Background: Obesity and pro-inflammatory alterations of the gut microbiome are risk factors for gastrointestinal (GI) cancers, including liver cancer (HCC). Dysregulated TGF-β signaling through Smad3 and βII-Spectrin and loss of CEACAM1 activity are implicated in fatty liver disease. CEACAM1 expression is significantly decreased in the liver of patients with Metabolic dysfunction-associated steatohepatitis (MASH). In contrast, in hepatocellular carcinoma (HCC), high CEACAM1 βII-Spectrin levels are associated with invasion, metastasis, and poor prognosis. Liver-specific βII-Spectrin knockout (LSKO) blocks MASH and HCC (Sci Transl Med 2021; 13:624). We hypothesize that TGF-β signaling and βII-spectrin modulate CEACAM1 in MASH and HCC.

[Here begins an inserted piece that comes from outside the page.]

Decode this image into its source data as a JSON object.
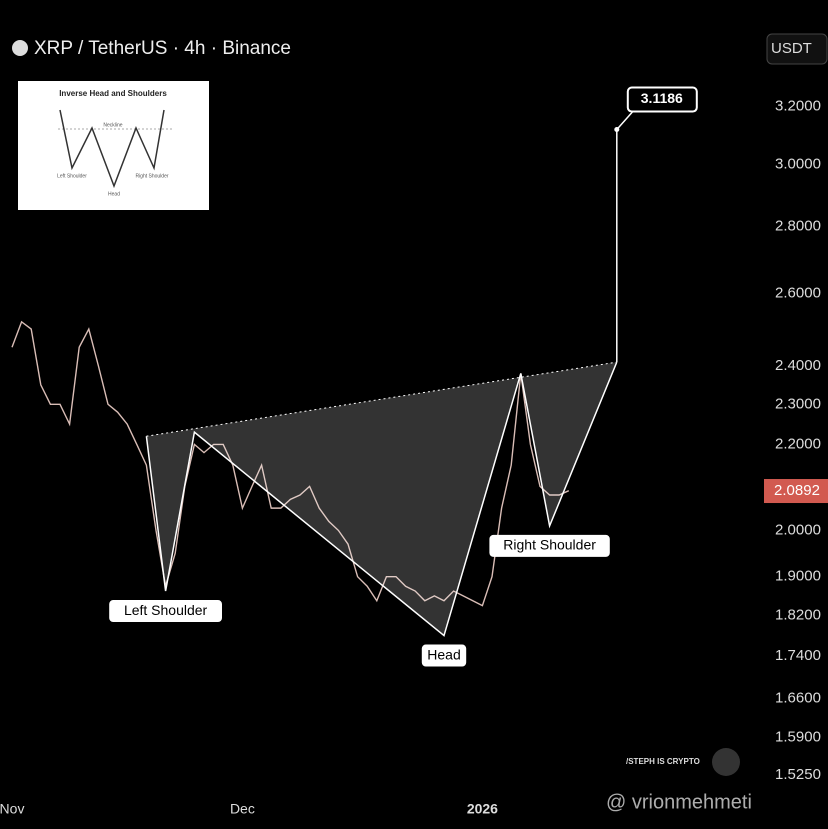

Methods: Wild type and liver-specific βII-Spectrin (Sptbn1) knockout (LSKO) mice fed a high-fat diet (HFD) or Western diet (WD) were analyzed for Ceacam1 expression, changes in immune cell population, liver inflammation, and cancer. We used Alphafold and molecular modeling to identify the CEACAM1 and SPTBN1 interaction sites, followed by functional studies.
Results: Single-cell sequencing analysis of MASH mice liver revealed that Ceacam1 expression is significantly decreased in hepatocytes. Interestingly, low MASH-associated CEACAM1 levels were restored to normal in tissues from liver-specific βII-Spectrin knockout (LSKO) mice. Transcriptomic and multiplex imaging analysis suggested that proinflammatory TGF-β signaling is activated and infiltration of CD11b⁺ cells is increased in the MASH liver. These phenotypes were blocked in LSKO mice and siRNA-knockdown of βII-spectrin blocked diet-induced obesity, fibrosis, lipid accumulation, tissue damage, and cancer susceptibility. Structural analysis of CECAM1 and βII-Spectrin revealed critical residues involved in the interaction. We identified that CEACAM1 interacts with the Smad3 adaptor, βII-spectrin, in a TGF-β dependent manner.
Conclusion: These data suggest that βII-Spectrin regulates CEACAM1 expression in the liver and that it may be a potential target for therapeutic intervention to treat MASH and prevent progression to HCC.